Mais on est arrivé à normaliser nos relations à partir du moment où un des syndicalistes est parti. C’était un syndicaliste qui était, j’allais dire un cas psychologique, et qu’on avait, à l’occasion de propos euh… anormaux, tenté de licencier là aussi. Mais ça n’a pas marché, l’inspecteur du travail ne nous a pas suivis, etc. c’est pour ça qu’on a enterré l’affaire. Mais on a réussi à négocier son départ beaucoup plus tard. Il a eu un projet personnel, il nous en a parlé et on a négocié son départ. Faut dire qu’il avait perdu, déjà, de l’audience auprès d’un certain nombre de ses collègues extrémistes parce qu’il avait négocié… il avait fini par signer un accord sur l’individualisation des rémunérations, et ça, ces collègues extrémistes ne le lui avaient jamais pardonné.



C’est-à-dire ?



Ben, on arrive… on arrive à normaliser dans la mesure où… je vous indiquais qu’il y avait des grèves euh… à tort et à travers… auparavant, des menaces de grèves, je peux vous dire que… quand j’ai quitté C., il n’y avait plus eu de grève depuis l’année 2000… 2001, donc depuis cinq ans. Donc ça veut dire qu’on a dû arriver, quelque part, à normaliser. Et, ces syndicats n’étaient peut-être pas nécessairement d’accord avec cette évolution, mais on peut supposer que le rapport des forces n’était pas suffisant pour qu’ils aillent trop loin. Eh ouais, bon, honnêtement, je pense aussi que la professionnalisation du management, je crois que ça a aussi profondément fait évoluer les gens.



(...)



[O]n a demandé aux ingénieurs et à l’encadrement opérationnel d’être aussi des managers de leurs salariés. Et on les a accompagnés pour cela, pour changer les modes de relations. On les a incités par exemple à faire des réunions, à avoir des rencontres régulières avec les salariés. […] Ça permet, quand on a des problèmes, de les avoir maintenant en amont, donc d’avoir quand même un dialogue avec la personne, avant qu’éventuellement ce dialogue soit avec les représentants syndicaux. L’important pour nous c’est que l’encadrement discute avec les opérateurs pour désamorcer les problèmes qui peuvent l’être. Sinon, on se retrouve avec la guéguerre habituelle : quand le salarié a un problème, il vient en parler à son chef ou à nous, mais aussi à l’organisation syndicale. Et effectivement, l’organisation souhaite se valoriser en portant tout de suite le problème auprès de nous, dans les instances. C’est normal, c’est son jeu. Et tout de suite, ça risque d’envenimer la situation, etc. C’est pour ça que notre objectif, c’était que le salarié puisse discuter de ses problèmes mais avec la hiérarchie directe.

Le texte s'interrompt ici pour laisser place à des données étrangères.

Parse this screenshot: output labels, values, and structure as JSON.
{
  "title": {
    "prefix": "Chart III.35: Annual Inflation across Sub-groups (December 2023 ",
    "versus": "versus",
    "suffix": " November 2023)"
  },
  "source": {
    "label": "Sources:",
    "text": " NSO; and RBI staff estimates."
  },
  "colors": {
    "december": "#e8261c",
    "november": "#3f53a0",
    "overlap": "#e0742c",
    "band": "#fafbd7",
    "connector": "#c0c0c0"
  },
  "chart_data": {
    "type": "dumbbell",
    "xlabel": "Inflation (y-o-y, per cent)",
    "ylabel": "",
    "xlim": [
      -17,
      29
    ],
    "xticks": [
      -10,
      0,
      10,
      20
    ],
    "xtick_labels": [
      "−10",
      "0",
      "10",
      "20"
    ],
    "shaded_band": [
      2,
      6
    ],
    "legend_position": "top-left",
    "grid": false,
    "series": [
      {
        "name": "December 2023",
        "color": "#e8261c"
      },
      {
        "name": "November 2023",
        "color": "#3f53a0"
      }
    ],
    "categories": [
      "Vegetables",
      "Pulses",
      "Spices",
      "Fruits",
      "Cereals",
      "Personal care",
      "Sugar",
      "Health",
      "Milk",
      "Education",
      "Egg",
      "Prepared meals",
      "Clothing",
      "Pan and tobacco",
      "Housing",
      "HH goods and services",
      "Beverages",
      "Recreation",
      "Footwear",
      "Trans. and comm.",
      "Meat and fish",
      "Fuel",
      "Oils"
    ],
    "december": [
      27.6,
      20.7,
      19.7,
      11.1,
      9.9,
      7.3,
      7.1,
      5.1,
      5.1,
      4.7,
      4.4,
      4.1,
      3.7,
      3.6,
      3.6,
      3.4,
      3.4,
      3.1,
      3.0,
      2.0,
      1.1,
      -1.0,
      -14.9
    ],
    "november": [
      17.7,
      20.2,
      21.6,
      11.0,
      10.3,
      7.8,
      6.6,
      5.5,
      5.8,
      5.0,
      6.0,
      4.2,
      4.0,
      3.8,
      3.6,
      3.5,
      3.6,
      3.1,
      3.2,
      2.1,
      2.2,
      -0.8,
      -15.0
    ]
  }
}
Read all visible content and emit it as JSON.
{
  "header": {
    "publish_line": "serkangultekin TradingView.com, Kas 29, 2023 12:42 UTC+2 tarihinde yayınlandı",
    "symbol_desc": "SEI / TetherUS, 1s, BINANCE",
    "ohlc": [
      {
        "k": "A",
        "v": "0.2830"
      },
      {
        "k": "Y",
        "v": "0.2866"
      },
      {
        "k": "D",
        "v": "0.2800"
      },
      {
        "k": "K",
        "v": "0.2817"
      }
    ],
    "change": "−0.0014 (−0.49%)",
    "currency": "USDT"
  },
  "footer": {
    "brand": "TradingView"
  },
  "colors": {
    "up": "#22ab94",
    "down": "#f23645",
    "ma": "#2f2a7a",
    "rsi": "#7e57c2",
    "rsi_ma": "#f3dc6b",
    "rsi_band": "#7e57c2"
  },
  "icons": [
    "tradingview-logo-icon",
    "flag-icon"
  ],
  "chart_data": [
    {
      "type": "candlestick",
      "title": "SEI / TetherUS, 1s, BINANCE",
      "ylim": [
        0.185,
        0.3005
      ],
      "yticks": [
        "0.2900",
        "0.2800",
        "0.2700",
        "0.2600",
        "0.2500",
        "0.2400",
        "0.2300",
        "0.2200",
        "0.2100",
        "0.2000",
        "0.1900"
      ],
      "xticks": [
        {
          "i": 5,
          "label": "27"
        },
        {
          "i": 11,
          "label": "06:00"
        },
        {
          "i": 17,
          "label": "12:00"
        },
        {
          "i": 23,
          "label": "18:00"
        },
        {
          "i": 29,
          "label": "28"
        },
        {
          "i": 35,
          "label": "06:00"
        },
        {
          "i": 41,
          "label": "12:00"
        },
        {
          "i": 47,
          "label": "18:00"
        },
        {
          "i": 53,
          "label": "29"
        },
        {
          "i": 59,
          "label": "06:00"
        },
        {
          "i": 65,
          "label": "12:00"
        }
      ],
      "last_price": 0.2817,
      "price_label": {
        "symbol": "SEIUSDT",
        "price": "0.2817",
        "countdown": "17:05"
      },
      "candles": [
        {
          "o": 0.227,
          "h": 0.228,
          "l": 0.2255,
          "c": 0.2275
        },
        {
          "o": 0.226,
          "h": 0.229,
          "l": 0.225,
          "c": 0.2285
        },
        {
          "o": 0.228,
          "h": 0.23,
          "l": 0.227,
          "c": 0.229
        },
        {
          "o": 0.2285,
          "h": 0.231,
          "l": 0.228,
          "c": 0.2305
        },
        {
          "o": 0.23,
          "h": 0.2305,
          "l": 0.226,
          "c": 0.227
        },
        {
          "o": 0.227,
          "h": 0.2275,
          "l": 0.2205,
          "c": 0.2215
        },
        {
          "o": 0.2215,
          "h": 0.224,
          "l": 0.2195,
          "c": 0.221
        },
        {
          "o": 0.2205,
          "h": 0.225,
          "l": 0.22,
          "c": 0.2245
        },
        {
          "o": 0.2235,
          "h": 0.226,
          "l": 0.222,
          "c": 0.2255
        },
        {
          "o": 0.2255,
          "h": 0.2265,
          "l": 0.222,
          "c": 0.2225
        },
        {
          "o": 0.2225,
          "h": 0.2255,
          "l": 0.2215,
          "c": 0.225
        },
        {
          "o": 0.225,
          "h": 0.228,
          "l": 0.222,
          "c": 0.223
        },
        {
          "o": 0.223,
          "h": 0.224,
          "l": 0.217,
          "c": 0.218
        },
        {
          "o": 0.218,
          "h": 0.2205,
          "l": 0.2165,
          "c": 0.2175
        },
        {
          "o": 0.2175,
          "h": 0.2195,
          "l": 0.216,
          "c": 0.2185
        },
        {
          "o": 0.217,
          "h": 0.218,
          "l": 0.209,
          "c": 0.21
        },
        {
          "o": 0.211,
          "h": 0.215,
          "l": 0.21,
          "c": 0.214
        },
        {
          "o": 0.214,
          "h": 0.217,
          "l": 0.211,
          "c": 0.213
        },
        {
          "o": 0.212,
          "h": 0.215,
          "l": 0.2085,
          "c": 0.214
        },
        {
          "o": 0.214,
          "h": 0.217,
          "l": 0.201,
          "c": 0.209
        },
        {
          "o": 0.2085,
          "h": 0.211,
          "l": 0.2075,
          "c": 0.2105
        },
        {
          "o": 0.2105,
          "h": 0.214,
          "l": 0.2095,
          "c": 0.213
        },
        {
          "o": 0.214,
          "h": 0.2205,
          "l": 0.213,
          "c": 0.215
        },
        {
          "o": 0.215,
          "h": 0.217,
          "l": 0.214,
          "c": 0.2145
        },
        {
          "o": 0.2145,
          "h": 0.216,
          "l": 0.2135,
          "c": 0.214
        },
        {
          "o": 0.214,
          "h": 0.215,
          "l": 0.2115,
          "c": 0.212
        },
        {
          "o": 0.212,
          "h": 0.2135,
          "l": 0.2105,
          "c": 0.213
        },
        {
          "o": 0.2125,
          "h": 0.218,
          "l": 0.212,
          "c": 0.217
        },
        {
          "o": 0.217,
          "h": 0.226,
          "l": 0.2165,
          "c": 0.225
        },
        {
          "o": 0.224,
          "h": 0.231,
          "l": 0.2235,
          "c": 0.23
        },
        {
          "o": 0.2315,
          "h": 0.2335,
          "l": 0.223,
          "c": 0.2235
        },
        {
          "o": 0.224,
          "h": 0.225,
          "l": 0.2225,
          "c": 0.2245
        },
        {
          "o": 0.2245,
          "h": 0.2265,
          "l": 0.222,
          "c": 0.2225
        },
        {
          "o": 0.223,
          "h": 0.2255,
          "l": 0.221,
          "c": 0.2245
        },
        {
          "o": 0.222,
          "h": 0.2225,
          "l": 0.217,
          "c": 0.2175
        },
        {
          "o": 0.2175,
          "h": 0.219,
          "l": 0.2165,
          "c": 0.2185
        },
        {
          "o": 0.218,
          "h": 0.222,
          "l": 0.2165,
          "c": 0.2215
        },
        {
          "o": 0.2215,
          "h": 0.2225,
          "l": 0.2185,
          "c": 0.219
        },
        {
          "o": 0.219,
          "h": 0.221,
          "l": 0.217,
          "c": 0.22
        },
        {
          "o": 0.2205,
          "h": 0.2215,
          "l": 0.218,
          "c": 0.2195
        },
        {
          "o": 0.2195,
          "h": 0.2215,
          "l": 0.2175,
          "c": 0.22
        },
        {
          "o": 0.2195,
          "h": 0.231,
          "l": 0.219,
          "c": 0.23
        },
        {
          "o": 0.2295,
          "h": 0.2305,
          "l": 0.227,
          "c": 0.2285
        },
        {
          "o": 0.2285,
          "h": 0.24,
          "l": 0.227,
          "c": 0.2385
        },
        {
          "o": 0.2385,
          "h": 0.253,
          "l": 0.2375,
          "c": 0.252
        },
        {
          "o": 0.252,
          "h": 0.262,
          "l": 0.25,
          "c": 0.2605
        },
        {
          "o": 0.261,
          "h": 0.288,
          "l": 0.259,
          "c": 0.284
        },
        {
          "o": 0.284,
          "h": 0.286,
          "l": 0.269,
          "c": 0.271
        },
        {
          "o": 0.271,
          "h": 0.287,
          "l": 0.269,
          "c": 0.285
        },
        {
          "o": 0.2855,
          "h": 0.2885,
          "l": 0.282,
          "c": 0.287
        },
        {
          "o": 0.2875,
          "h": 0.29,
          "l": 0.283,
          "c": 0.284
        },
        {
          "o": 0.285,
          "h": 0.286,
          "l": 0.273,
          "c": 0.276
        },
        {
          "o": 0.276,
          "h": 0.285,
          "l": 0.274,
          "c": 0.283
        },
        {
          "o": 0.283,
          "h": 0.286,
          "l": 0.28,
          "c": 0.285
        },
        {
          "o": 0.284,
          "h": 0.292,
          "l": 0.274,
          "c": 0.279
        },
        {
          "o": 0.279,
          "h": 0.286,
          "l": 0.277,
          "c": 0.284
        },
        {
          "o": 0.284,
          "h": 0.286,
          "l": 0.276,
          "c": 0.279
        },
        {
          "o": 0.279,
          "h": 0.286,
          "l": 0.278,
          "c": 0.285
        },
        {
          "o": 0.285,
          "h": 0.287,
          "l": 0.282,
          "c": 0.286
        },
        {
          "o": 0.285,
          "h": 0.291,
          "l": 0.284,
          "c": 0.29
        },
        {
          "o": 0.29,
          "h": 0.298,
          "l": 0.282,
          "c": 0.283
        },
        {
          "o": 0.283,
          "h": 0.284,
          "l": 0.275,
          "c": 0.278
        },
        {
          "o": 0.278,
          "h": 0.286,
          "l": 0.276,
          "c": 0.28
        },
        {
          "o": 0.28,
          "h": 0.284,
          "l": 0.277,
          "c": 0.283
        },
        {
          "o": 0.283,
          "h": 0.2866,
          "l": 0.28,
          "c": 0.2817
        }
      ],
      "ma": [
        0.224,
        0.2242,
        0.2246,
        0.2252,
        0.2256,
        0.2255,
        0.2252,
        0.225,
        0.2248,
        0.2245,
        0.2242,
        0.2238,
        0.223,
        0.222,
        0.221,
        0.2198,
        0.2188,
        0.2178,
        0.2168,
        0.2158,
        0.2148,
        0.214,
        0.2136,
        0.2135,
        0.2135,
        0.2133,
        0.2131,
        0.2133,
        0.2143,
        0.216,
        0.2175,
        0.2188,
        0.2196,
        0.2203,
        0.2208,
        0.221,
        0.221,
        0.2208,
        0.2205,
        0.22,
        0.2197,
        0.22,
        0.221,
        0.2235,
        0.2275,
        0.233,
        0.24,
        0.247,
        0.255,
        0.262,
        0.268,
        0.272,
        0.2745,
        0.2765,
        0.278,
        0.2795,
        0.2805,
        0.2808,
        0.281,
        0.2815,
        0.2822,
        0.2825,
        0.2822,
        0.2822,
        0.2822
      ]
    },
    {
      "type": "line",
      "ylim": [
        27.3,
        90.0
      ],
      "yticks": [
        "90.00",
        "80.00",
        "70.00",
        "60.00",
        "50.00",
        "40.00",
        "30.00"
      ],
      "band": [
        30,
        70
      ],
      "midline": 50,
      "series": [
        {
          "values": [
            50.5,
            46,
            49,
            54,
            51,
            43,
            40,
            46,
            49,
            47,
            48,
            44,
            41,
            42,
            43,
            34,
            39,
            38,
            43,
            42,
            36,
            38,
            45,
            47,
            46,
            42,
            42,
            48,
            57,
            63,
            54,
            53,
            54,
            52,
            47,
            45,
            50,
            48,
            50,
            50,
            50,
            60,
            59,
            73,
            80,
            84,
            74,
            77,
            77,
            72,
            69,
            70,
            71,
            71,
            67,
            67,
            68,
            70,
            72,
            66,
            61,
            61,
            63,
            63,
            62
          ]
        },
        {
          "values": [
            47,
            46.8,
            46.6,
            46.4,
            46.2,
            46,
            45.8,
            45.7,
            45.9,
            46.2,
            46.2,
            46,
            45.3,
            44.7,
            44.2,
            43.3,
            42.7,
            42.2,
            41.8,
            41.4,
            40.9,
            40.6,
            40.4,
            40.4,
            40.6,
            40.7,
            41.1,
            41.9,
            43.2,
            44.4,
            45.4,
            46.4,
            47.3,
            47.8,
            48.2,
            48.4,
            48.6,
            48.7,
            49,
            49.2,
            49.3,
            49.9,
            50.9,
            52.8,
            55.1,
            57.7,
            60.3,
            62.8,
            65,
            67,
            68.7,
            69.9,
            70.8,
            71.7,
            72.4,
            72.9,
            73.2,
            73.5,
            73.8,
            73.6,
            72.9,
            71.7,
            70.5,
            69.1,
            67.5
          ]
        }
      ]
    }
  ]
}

Le consommateur est aussi confronté à paradoxe : il doit se distinguer sans se singulariser ; il doit être lui-même tout en se conformant à l'ordre social. Ce sont des paradoxes économiques qui sont également délocalisés dans la sphère individuelle. Ils tuent le travail concret et étendent l'isolement, le contrôle et la duplicité. Dans le même ordre d'idée, l'accumulation capitalistique accapare et détruit des ressources communes non capitalistes. Comme l'accumulation prolifère aux dépends de mondes non capitalistes, en les pillant, elle sape les bases de sa propre pérennité. De la même façon que le paradoxe de la productivité est déplacé sur l'individu, sur le producteur et le faisait disparaître psychiquement – privant l'économie productive de la force de travail d'un travailleur – le paradoxe écologique entraîne la destruction de la biosphère humaine. Ces paradoxes – parce qu'ils sont délocalisés – détruisent des extérieurs, qu'ils soient psychiques ou naturels – au lieu de se détruire eux-mêmes. Ces paradoxes – la productivité managériale et la destruction écologique – ne pourront faire effondrer le capitalisme que quand ils auront tué l'extérieur sur lequel ils sont délocalisés. En d'autres termes, le capitalisme cessera d'exister quand la planète sera devenue inhabitable et que la raison et les capacités économiques humaines auront été réduites à rien. Le capitalisme disparaît si les êtres humains disparaissent dirait monsieur de Lapalisse. Derrière cette tautologie, se cache un enjeu métaphysique et phylogénétique majeur. Ces paradoxes ne constituent en rien des sources de conflictualité politique puisque, si nous sommes tous morts, tous fous, dans une planète morte, la question du système économique n'a plus d'intérêt : l'économie, c'est pour les vivants.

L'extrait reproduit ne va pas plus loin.